Two poles at zero would be 1/s^2.
 
Hi again,


To understand these in general the following might help...

Code:
FIG 1     +----A--->---o R*A
          |
    R o---+-->--[Sum]---->---o R+H*X
                  |
                  |
                  +--<----H-----o X



FIG2                   +----A--->---o (R+H*X)*A
                       |
    R o---+-->--[Sum]--+-->---o R+H*X
                  |
                  |
                  +--<----H-----o X



FIG 3                     +----A--->---o R*A+H*X*A
                          |
       R o---+-->--[Sum]--+-->---o R+H*X
                     |
                     |
                     +--<----H-----o X


                                             +--<--(-H*X*A)
                                             |
                                             |
FIG 4                     +----A--->-------[Sum]---o R*A
                          |
       R o---+-->--[Sum]--+-->---o R+H*X
                     |
                     |
                     +--<----H-----o X



                                             +--<--(-H*A)--<--o X
                                             |
                                             |
FIG 5                     +----A--->-------[Sum]---o R*A
                          |
       R o---+-->--[Sum]--+-->---o R+H*X
                     |
                     |
                     +--<----H-----o X


In the above Fig 1, we see the original diagram.

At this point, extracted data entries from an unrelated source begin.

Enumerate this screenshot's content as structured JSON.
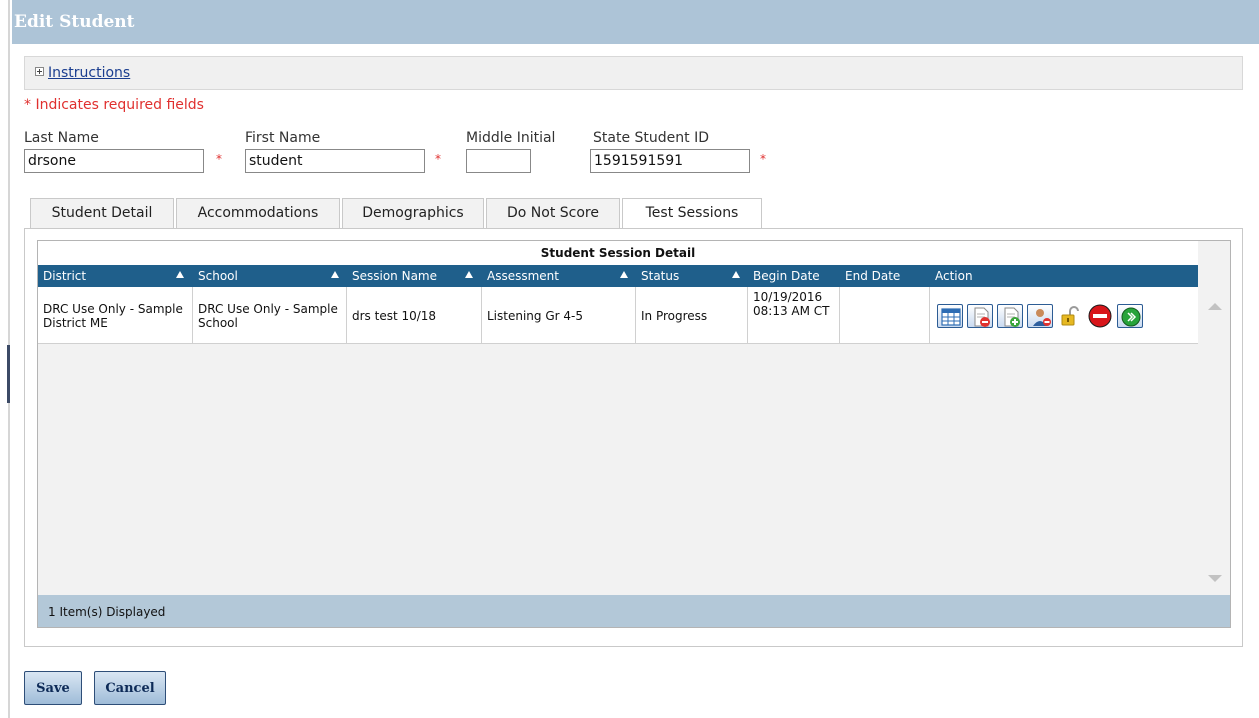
{
  "window": {
    "title": "Edit Student"
  },
  "instructions": {
    "label": "Instructions"
  },
  "required_note": "* Indicates required fields",
  "fields": {
    "last_name": {
      "label": "Last Name",
      "value": "drsone"
    },
    "first_name": {
      "label": "First Name",
      "value": "student"
    },
    "middle_initial": {
      "label": "Middle Initial",
      "value": ""
    },
    "state_student_id": {
      "label": "State Student ID",
      "value": "1591591591"
    },
    "required_marker": "*"
  },
  "tabs": [
    {
      "label": "Student Detail",
      "active": false
    },
    {
      "label": "Accommodations",
      "active": false
    },
    {
      "label": "Demographics",
      "active": false
    },
    {
      "label": "Do Not Score",
      "active": false
    },
    {
      "label": "Test Sessions",
      "active": true
    }
  ],
  "grid": {
    "caption": "Student Session Detail",
    "columns": [
      "District",
      "School",
      "Session Name",
      "Assessment",
      "Status",
      "Begin Date",
      "End Date",
      "Action"
    ],
    "rows": [
      {
        "district": "DRC Use Only - Sample District ME",
        "school": "DRC Use Only - Sample School",
        "session_name": "drs test 10/18",
        "assessment": "Listening Gr 4-5",
        "status": "In Progress",
        "begin_date": "10/19/2016 08:13 AM CT",
        "end_date": "",
        "actions": [
          "view-details-icon",
          "remove-document-icon",
          "add-document-icon",
          "remove-student-icon",
          "unlock-icon",
          "stop-icon",
          "resume-icon"
        ]
      }
    ],
    "footer": "1 Item(s) Displayed"
  },
  "buttons": {
    "save": "Save",
    "cancel": "Cancel"
  },
  "colors": {
    "title_bar": "#adc4d7",
    "grid_header": "#1f5f8b",
    "grid_footer": "#b3c8d8",
    "required": "#e0302f",
    "link": "#1a3d8f"
  }
}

We see there are two inputs and two outputs.
One output is R*A and the other output is R+H*X. The two inputs are R and X.

In Fig 2, we moved the pickoff point forward so now it is behind the summing junction. So the output of that section is no longer R*A but is (R+H*X)*A which factors into R*A+H*X*A (Fig 3). So what changed? The upper output changed from:
R*A
to:
R*A+H*X*A

So what do we have to do to R*A+H*X*A to get back the original R*A?

Simple, we have to subtract H*X*A.

In Fig 4, we see we've added another summing junction that sums R*A+H*X*A and just -H*X*A. We needed a negatve H*X*A so that it would subtract from R*A+H*X*A and leave us with R*A, the original output.

In Fig 5, we've just arranged it a little differently to show that the other input came from X, and that second X input can be tied to the first X input lower in the diagram. Note that the outputs are the same as they were when we started, the only difference being we moved a pickoff point and added another summing junction.

So the rule for moving a pickoff point forward past a summing junction (behind the summing junction) is that you must then subtract everything 'else' that came into the summing junction from the new path such that the path output is the same as it was before. In the example above we had all positives to start with, but there will sometimes be negatives like -H instead of H, and if we have a negative into a summing junction that just means subtraction so we would have had to add instead of subtract H*X*A like we did above. So it is also important to note the signs carefully.

This is still a good exercise because in real life often we do not have all the outputs that we would like to have because there is usually a limited number of variables being measured and/or we want to keep the measurements count down because we want as few sensors as possible. So we might end up having to tap off of a point that is not ideal so we'd have to know what we have to do to it in order to get the kind of measurement we want from that non ideal point in the system.

I assume you have a list of the other more simple rules. If you care to post them we can take a look.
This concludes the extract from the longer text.